Deng Wen-Wen, Liu Shu-Kun, Zhang Zun-Zhen
Department of Environmental Health, West China School of Public Health, Sichuan University, Chengdu 610041, China.
Sichuan Da Xue Xue Bao Yi Xue Ban. 2013 Mar;44(2):170-4.
To construct the eukaryotic express vector containing apoptosis-inducing factor (AIF) gene and to study its expression in A549 cells.
According to the GenBank AIF mRNA sequence, specific primers to amplify AIF gene from lung carcinoma cell line A549 by RT-PCR was designed.
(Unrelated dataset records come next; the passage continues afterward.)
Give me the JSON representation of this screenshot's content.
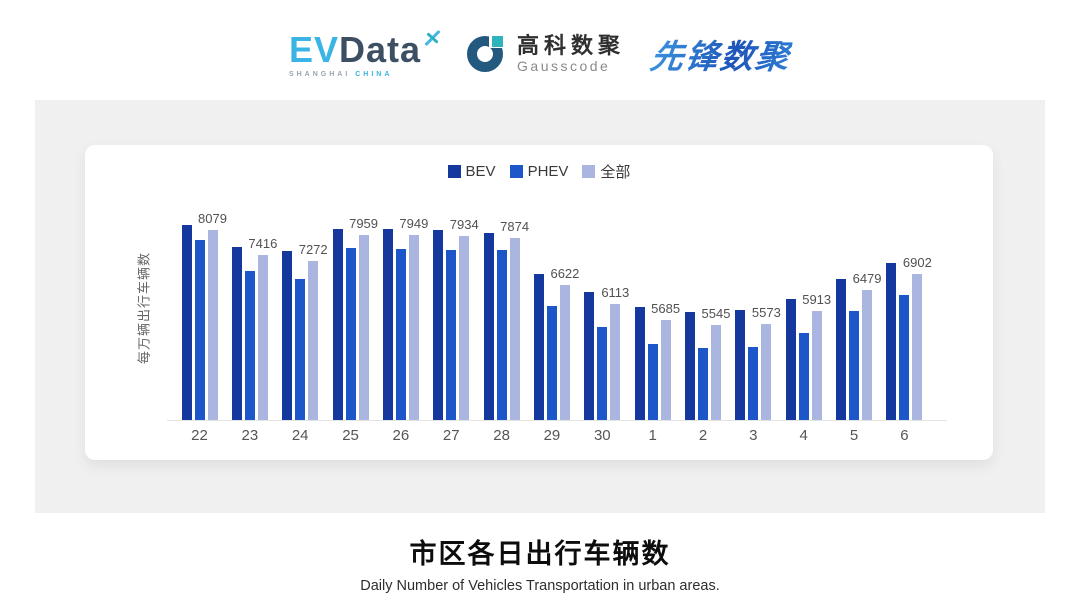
{
  "header": {
    "evdata": {
      "ev": "EV",
      "data": "Data",
      "sub1": "SHANGHAI",
      "sub2": "CHINA"
    },
    "gausscode": {
      "cn": "高科数聚",
      "en": "Gausscode"
    },
    "pioneer": {
      "text": "先锋数聚"
    }
  },
  "chart_data": {
    "type": "bar",
    "title": "市区各日出行车辆数",
    "subtitle": "Daily Number of Vehicles Transportation in urban areas.",
    "ylabel": "每万辆出行车辆数",
    "ylim": [
      3000,
      9000
    ],
    "grid": false,
    "legend_position": "top",
    "categories": [
      "22",
      "23",
      "24",
      "25",
      "26",
      "27",
      "28",
      "29",
      "30",
      "1",
      "2",
      "3",
      "4",
      "5",
      "6"
    ],
    "series": [
      {
        "name": "BEV",
        "color": "#14389d",
        "show_labels": false,
        "values": [
          8220,
          7635,
          7527,
          8110,
          8105,
          8100,
          8010,
          6920,
          6425,
          6035,
          5905,
          5955,
          6245,
          6785,
          7215
        ]
      },
      {
        "name": "PHEV",
        "color": "#1d56c9",
        "show_labels": false,
        "values": [
          7835,
          6980,
          6765,
          7620,
          7590,
          7565,
          7545,
          6065,
          5500,
          5035,
          4940,
          4960,
          5320,
          5930,
          6360
        ]
      },
      {
        "name": "全部",
        "color": "#aab5e0",
        "show_labels": true,
        "values": [
          8079,
          7416,
          7272,
          7959,
          7949,
          7934,
          7874,
          6622,
          6113,
          5685,
          5545,
          5573,
          5913,
          6479,
          6902
        ]
      }
    ],
    "label_color": "#515151",
    "axis_line_color": "#e4e4e4"
  },
  "footer": {
    "title": "市区各日出行车辆数",
    "subtitle": "Daily Number of Vehicles Transportation in urban areas."
  }
}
The amplified AIF gene fragment was cloned into plasmid pUC-T by TA cloning, then double enzyme digestion and DNA sequencing were used to identifying the positive recombinant AIF-pUC-T. The target fragment was retrieved and cloned into the eukaryotic express vector pcDNA3.1(+). The positive recombinant AIF-pcDNA3.1(+) was transfected into A549 cells, and expression of AIF gene was verified by RT-PCR and Western blot.
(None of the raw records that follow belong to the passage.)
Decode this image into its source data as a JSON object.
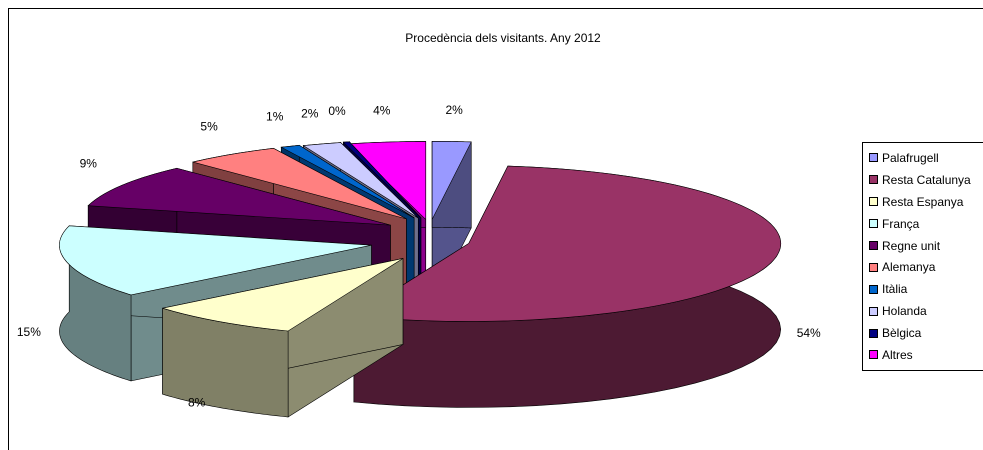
{
  "chart_data": {
    "type": "pie",
    "title": "Procedència dels visitants. Any 2012",
    "categories": [
      "Palafrugell",
      "Resta Catalunya",
      "Resta Espanya",
      "França",
      "Regne unit",
      "Alemanya",
      "Itàlia",
      "Holanda",
      "Bèlgica",
      "Altres"
    ],
    "values": [
      2,
      54,
      8,
      15,
      9,
      5,
      1,
      2,
      0,
      4
    ],
    "labels": [
      "2%",
      "54%",
      "8%",
      "15%",
      "9%",
      "5%",
      "1%",
      "2%",
      "0%",
      "4%"
    ],
    "colors": [
      "#9999FF",
      "#993366",
      "#FFFFCC",
      "#CCFFFF",
      "#660066",
      "#FF8080",
      "#0066CC",
      "#CCCCFF",
      "#000080",
      "#FF00FF"
    ],
    "exploded": true,
    "three_d": true,
    "legend_position": "right"
  }
}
AIF target gene was successfully amplified and cloned into the pUC-T. The target fragment was retrieved and cloned into the eukaryotic express vector pcDNA3.1(+), and it was completely coincided with the AIF sequence in GenBank suggested by cells transfected with AIF-pcDNA3. 1(+) was much higher than that of control cells which was not transfected with AIF-pcDNA3.1(+).
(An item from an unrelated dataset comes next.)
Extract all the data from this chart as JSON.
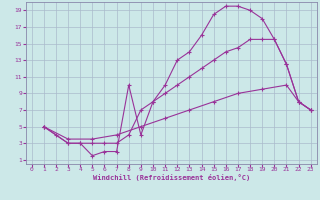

The AIF eukaryotic expression vector AIF-pcDNA3.1(+) is successfully constructed in A549 cells and it could be experimental foundations for further study of AIF gene.
构建含凋亡诱导因子(AIF)基因的真核表达载体,并研究其在A549细胞中的表达。
根据GenBank中AIF mRNA序列,设计特异性引物,通过RT-PCR从肺癌细胞系A549中扩增AIF基因。将扩增的AIF基因片段通过TA克隆克隆到质粒pUC-T中,然后用双酶切和DNA测序鉴定阳性重组体AIF-pUC-T。回收目的片段并克隆到真核表达载体pcDNA3.1(+)中。将阳性重组体AIF-pcDNA3.1(+)转染到A549细胞中,通过RT-PCR和Western blot验证AIF基因的表达。
成功扩增AIF目的基因并克隆到pUC-T中。回收目的片段并克隆到真核表达载体pcDNA3.1(+)中,与GenBank中的AIF序列完全一致。转染AIF-pcDNA3.1(+)的细胞中AIF的表达明显高于未转染AIF-pcDNA3.1(+)的对照细胞。
成功构建了AIF真核表达载体AIF-pcDNA3.1(+),为进一步研究AIF基因奠定了实验基础。